45 anos do ‘’Revolver’’: A Obra Prima do mais Maldito dos Malditos, Walter Franco

Em 1975 Walter franco entra em estúdio para grava o álbum que seria o mais aclamado de sua carreira, ‘’Revolver’’, dando continuação as suas experimentações musicais.

   Walter Franco surge na efervescência dos Festivais de Música Popular Brasileira, participa em 1968 do 1º Festival Universitário da TV Tupi, onde inscreve a canção ‘’Não se queima um sonho’’ que foi interpretada por Geraldo Vandré. Em 1969 na segunda edição do festival da TV Tupi o compositor ganha o terceiro lugar com a música ‘’Sol de vidro’’, interpretada por Eneida. Participa ainda da terceira edição do festival com as músicas ‘’Animal Sentimental’’ e ‘’Pátio dos Loucos’’, mas é com a música ‘’No Fundo do Poço’’, que foi tema da novela O Hospital, da extinta TV Tupi, que Walter Franco começa sua carreira profissional, lançando em 1971 um compacto simples pela gravadora Phillips.

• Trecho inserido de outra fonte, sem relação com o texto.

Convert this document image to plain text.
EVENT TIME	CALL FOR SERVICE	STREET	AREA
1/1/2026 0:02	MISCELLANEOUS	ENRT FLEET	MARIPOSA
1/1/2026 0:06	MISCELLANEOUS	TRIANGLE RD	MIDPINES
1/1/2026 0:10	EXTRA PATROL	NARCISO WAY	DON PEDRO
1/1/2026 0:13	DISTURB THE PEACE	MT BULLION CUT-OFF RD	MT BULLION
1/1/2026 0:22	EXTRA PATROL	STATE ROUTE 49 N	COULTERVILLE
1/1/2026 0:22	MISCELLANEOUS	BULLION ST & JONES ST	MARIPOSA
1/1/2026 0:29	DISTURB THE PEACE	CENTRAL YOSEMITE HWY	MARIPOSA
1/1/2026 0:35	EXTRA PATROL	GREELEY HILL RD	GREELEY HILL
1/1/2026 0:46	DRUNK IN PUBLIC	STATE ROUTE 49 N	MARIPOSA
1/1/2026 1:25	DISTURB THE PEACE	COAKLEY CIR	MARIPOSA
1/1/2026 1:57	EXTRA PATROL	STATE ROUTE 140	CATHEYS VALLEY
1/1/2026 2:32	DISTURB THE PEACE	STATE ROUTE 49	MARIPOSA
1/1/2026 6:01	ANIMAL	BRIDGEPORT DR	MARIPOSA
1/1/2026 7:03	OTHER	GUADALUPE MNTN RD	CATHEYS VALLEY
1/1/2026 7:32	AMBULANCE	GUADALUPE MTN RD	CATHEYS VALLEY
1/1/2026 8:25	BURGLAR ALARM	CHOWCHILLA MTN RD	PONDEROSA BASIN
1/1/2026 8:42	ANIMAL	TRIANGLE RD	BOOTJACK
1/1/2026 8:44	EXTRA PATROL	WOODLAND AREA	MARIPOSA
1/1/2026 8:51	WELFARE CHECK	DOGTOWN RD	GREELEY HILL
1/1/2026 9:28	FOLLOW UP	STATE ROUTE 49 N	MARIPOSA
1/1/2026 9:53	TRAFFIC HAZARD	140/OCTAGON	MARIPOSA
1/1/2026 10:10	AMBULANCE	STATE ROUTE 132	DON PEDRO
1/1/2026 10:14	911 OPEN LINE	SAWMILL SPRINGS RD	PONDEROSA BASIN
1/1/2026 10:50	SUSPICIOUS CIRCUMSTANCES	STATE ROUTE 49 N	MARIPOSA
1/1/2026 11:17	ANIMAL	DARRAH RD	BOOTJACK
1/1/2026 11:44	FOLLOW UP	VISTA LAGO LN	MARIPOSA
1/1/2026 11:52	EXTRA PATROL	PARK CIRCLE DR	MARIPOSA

   Inda na onda dos Festivais, Walter Franco inscreve e interpreta a controversa ‘’Cabeça’’ no 7º festival Internacional da Canção, da TV Globo. A música ganha o primeiro lugar, mas numa reviravolta todo júri do festival é afastado e a música ‘’Cabeça’’ é desclassificada. Muito se especulou nos bastidores que a Globo tentou manipular o festival para que a música não ganhasse o primeiro lugar, porém, o que se sabe hoje, é que a pressão para a substituição do júri veio por parte dos militares, que não se agradou de Nara Leão fazer parte do júri e achou a música muito ‘’agressiva’’.

Walter Franco no 7º Festival Internacional da Canção (1971)

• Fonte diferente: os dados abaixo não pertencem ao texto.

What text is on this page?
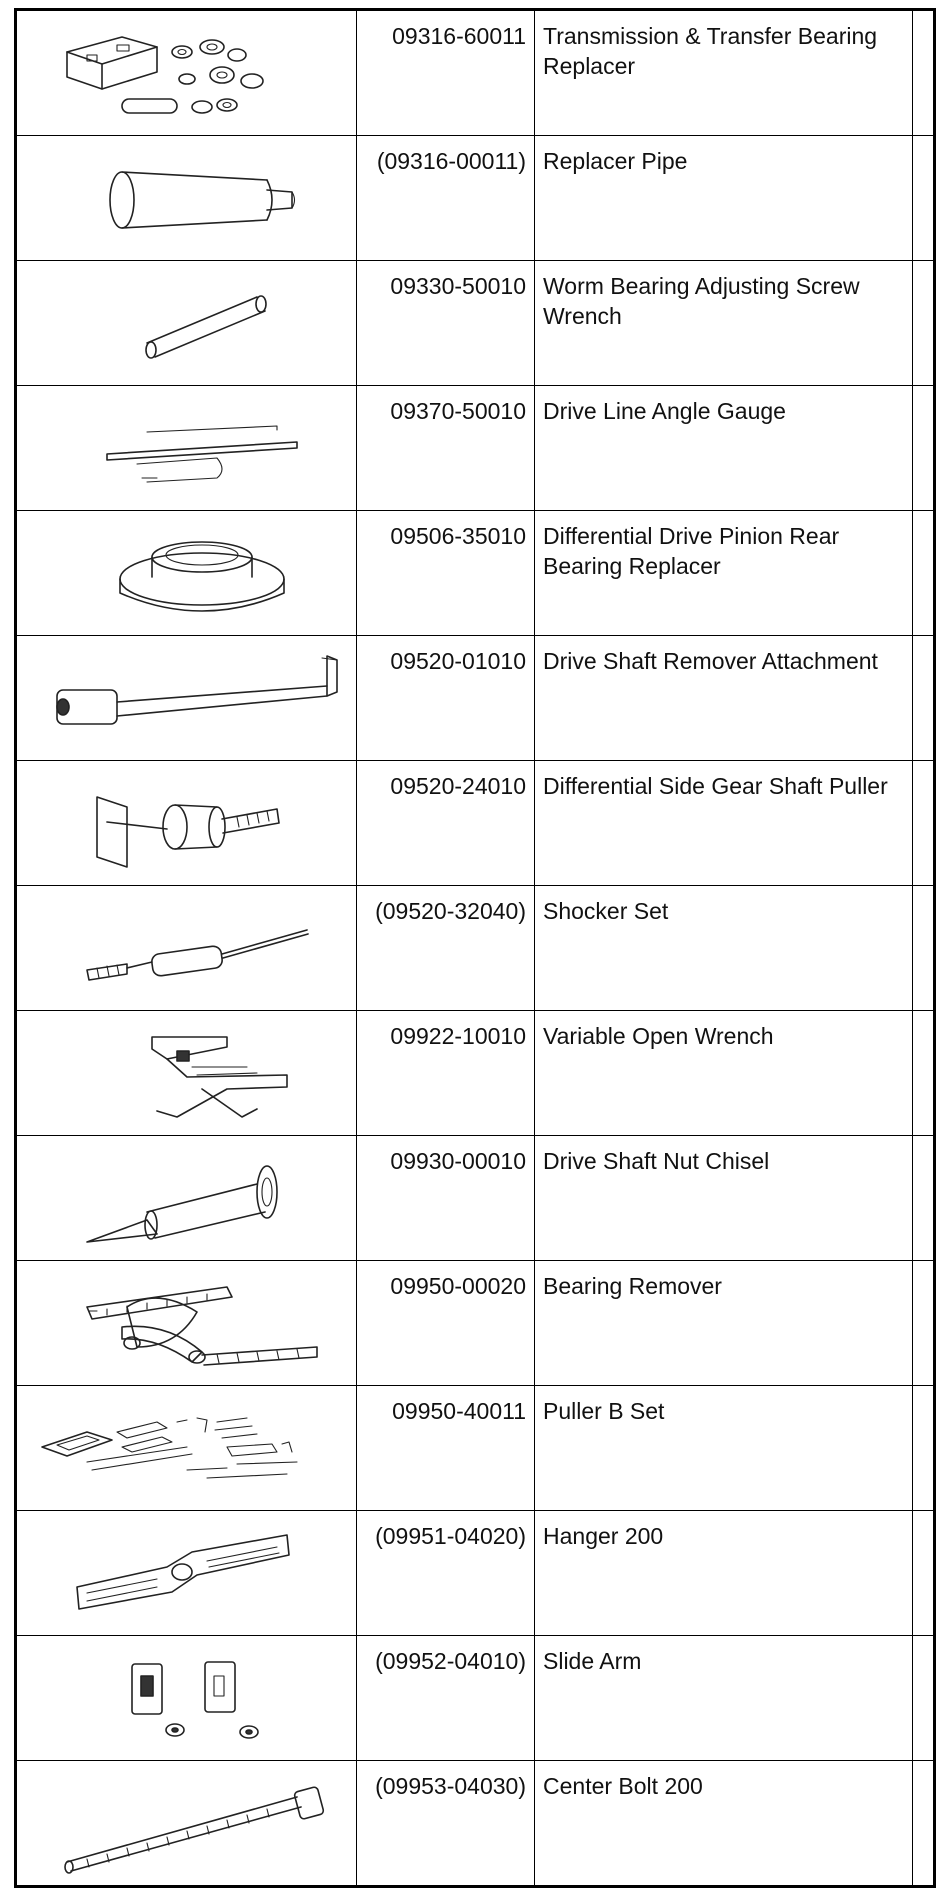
09316-60011 Transmission & Transfer Bearing Replacer
(09316-00011) Replacer Pipe
09330-50010 Worm Bearing Adjusting Screw Wrench
09370-50010 Drive Line Angle Gauge
09506-35010 Differential Drive Pinion Rear Bearing Replacer
09520-01010 Drive Shaft Remover Attachment
09520-24010 Differential Side Gear Shaft Puller
(09520-32040) Shocker Set
09922-10010 Variable Open Wrench
09930-00010 Drive Shaft Nut Chisel
09950-00020 Bearing Remover
09950-40011 Puller B Set
(09951-04020) Hanger 200
(09952-04010) Slide Arm
(09953-04030) Center Bolt 200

   É nesse contexto de festivais que o cantor e compositor grava seu primeiro disco, ‘’Ou Não’’, lançado pela gravadora Continental em 1973. Conhecido e reconhecido como o disco mais radical da Musica Brasileira, trazendo consigo as músicas ‘’Cabeça’’ e ‘’Pátio dos Loucos’’ dos festivais, e ainda a música ‘’No Fundo do Poço’’, que estava na trilha sonora de uma novela da TV Tupi. O álbum contava ainda com ‘’Mixturação’’, ‘’Agua e Sal’’, ‘’Me deixe Mudo’’. Incompreendido, ‘’Ou Não’’, foi um disco ousado e revolucionário, principalmente nos conceitos de melodia, silencio e ruído.

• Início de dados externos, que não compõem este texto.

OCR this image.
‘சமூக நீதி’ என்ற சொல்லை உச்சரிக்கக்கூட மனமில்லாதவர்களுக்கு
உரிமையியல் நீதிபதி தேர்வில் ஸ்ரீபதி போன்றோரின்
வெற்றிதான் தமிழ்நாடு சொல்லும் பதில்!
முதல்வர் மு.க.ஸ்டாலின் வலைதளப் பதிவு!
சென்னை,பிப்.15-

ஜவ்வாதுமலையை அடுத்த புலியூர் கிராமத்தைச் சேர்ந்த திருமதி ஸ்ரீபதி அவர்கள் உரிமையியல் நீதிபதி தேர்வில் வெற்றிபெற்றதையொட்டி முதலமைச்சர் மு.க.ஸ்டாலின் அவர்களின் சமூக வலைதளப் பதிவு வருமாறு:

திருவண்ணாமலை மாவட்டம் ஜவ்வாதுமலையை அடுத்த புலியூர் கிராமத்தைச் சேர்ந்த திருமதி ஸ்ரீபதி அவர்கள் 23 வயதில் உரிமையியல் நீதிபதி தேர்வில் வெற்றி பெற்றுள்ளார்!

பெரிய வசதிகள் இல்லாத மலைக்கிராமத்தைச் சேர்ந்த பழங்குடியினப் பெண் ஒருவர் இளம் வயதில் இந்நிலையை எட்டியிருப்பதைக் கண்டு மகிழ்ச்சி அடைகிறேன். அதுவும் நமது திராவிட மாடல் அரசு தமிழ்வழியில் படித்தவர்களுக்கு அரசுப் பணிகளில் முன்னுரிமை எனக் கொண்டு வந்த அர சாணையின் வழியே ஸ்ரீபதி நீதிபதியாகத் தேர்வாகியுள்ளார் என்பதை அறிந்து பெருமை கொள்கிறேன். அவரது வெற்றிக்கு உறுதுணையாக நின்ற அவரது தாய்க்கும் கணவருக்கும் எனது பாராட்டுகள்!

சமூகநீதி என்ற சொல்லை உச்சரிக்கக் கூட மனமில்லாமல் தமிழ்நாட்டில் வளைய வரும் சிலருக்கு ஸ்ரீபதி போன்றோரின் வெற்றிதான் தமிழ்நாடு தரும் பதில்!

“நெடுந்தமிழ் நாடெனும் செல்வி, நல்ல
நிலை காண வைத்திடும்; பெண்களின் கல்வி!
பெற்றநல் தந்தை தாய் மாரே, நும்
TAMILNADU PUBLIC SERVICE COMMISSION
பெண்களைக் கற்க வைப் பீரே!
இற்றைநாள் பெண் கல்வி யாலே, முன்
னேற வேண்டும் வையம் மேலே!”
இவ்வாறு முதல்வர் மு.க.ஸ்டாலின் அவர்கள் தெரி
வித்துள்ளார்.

Ou Não – Walter Franco (1973)

Se afastando um pouco da levada experimental do disco anterior, o ‘’Revolver vem com uma pagada mais pop, um álbum mais palatável em referência ao ‘’Ou Não’’. Composta por 14 faixas que vai desde o rock, MPB e jazz, sendo até mesmo difícil classificar o gênero da obra. A capa apresenta o artista em diagonal, todo de branco, perambulando pela noite, enquanto na contracapa, a palavra “sim”, em braile. 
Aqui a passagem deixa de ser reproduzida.